In my book, I particularly deal with one empirically documented behavior: rape takes a fundamentally different form in war than in peacetime. Multiple perpetrator rape—also called “gang rape”- is much more common in war, a finding that holds up cross-culturally. Given this change in form, what can this tell us about the purpose of rape from the view of an armed group? I argue that gang rape creates cohesion and bonds in the chaos of war among members of armed groups. This is especially true for groups that have recruited their fighters by force. Those groups are very likely to have low levels of cohesion, and gang rape can serve as one way for these groups to mitigate problems of low cohesion. These crimes can also serve as initiation rituals for new members.

swissinfo: At the conference, many NGOs lamented that there are still no globally comprehensive studies and that the number of unreported cases is enormous. Do we have any estimate of the magnitude of the problem?

D.C: The obstacles are indeed manifold. First, we don't have a consensus definition of what “wartime sexual violence” is. Even when limiting it to just rape, this still proves to be difficult to measure: do we measure the number of victims, the number of acts, or both? I interviewed survivors who had been raped once by one person, raped by ten perpetrators one time, or who suffered through individual and gang rape multiple times.

Secondly, surveys have intrinsic problems with reporting bias. Typically, people are surveyed about the kinds of sexual violence they have experienced in a particular conflict. These data are then extrapolated back to the population size at large. But since rape is a very stigmatized form of violence, respondents are unlikely to feel comfortable reporting rape in a survey.

One cutting-edge social science method that moves beyond simple yes/no surveys is the "list-experiment". This methodology allows respondents to report incidents of sexual violence indirectly in a questionnaire. By way of elimination and probability, the researcher can estimate the number of incidents of rape that were reported by the respondents. A recent studyExternal link using this method in Sri Lanka shows a surprisingly high reporting rate of sexual violence against men committed during the civil war (1983-2009).

Unfortunately, these tools are still largely confined to the research community and haven't really entered the policy world yet. When looking at wartime rape in current events, Libya comes to mind, where sexual violence against refugees in detention centers is widespread. How has migration affected the dynamic of rape in war-torn countries?

D.C: Although I haven’t studied migration myself, the fact that these people are in detention seems crucial. Research by my colleagues and me shows that in reports of sexual violence by state representatives, a large majority (perhaps up to 75%) of these incidents happen against victims in detention. Obviously, the power differentials and opportunities to be violent and exploit vulnerable people are especially heightened. When detainees are questioned and tortured, sexual violence is not infrequently a part of that. Many detainees are men, and research shows that they experienced forms of sexual violence that, if they were to be used against women, would be called rape.

To come back to your original question about policy options: the most understudied victim group of wartime sexual violence is men. Conventional wisdom implies that victims of rape are women.
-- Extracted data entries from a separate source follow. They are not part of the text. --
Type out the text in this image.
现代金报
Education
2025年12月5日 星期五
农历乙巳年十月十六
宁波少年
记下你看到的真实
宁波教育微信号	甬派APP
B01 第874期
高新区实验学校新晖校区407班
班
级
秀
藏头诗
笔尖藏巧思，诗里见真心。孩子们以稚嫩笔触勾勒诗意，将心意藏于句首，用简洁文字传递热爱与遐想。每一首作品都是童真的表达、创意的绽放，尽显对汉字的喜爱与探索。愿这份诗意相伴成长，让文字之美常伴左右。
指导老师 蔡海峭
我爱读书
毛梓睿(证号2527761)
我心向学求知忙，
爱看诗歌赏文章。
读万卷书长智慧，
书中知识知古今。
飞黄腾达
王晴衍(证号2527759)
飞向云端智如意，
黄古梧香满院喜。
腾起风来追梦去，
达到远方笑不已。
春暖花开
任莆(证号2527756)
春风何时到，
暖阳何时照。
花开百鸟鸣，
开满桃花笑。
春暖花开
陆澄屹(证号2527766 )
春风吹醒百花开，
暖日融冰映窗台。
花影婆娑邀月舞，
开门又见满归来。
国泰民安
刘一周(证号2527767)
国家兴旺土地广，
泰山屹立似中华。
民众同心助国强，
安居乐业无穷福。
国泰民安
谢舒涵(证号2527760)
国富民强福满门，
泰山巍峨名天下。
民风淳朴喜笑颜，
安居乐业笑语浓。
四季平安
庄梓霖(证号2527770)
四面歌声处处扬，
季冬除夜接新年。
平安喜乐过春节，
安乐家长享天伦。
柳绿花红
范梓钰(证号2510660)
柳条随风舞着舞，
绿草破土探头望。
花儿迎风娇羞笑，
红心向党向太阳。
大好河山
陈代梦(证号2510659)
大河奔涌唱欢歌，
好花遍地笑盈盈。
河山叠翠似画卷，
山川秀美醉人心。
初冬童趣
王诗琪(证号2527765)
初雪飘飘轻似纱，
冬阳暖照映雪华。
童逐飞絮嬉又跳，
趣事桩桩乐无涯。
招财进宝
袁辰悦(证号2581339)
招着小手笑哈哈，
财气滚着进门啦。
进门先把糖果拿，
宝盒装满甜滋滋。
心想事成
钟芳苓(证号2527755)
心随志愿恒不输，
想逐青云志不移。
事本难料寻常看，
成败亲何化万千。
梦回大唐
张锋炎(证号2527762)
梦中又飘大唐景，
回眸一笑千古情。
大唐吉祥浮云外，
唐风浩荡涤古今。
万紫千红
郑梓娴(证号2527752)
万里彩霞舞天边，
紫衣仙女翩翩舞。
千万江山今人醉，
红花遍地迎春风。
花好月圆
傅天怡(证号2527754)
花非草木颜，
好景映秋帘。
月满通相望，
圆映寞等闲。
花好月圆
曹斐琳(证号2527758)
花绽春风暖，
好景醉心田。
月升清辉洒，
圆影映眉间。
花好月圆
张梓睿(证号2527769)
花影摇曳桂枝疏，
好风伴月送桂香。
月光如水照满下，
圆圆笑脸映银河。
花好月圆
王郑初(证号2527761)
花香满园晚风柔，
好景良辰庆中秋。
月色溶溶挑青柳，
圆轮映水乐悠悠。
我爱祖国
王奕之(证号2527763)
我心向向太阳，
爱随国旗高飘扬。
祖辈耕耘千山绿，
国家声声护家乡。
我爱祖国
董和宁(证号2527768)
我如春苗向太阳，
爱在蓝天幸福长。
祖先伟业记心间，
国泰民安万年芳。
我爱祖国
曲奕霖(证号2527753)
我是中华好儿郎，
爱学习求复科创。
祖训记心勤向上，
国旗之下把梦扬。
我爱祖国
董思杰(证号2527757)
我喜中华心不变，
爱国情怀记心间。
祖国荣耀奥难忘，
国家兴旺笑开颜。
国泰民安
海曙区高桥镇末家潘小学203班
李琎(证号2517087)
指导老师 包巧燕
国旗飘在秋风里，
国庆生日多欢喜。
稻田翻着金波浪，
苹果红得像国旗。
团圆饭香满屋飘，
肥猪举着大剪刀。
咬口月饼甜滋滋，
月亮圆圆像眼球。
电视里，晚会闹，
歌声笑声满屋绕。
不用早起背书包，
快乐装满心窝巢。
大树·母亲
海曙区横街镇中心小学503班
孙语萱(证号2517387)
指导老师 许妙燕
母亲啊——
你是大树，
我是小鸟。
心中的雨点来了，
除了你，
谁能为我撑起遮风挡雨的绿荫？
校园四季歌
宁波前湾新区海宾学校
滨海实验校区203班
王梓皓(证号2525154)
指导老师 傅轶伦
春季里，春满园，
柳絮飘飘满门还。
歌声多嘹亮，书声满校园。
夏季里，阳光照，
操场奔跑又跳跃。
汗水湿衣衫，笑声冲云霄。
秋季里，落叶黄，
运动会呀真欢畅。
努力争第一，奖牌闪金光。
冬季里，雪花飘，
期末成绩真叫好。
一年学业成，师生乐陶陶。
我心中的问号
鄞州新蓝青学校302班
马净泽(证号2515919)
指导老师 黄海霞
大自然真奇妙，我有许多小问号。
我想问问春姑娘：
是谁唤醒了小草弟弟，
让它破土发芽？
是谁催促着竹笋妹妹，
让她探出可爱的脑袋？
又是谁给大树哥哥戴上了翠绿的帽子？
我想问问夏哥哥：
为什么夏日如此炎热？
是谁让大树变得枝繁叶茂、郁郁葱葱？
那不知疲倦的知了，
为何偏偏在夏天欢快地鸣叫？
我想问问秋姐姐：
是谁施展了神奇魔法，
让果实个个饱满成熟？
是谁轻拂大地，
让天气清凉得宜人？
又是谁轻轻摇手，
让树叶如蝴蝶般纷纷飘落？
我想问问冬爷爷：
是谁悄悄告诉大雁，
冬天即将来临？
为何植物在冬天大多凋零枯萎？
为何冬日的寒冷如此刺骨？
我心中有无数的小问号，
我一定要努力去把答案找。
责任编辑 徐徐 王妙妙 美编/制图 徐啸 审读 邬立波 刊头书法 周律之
Needless to say, the many feminist activists that brought the topic to light in the first place as a problem of violence against women deserve tremendous recognition. 

However, rape is still too narrowly regarded as a problem of women. As low as reporting rates by female victims are, they are dramatically lower for men. In three different former civil war countries (Sierra Leone, El Salvador, Timor-Leste), I tried to find male victims and survivors of rape for interviews. I could not find a single person willing to talk to me.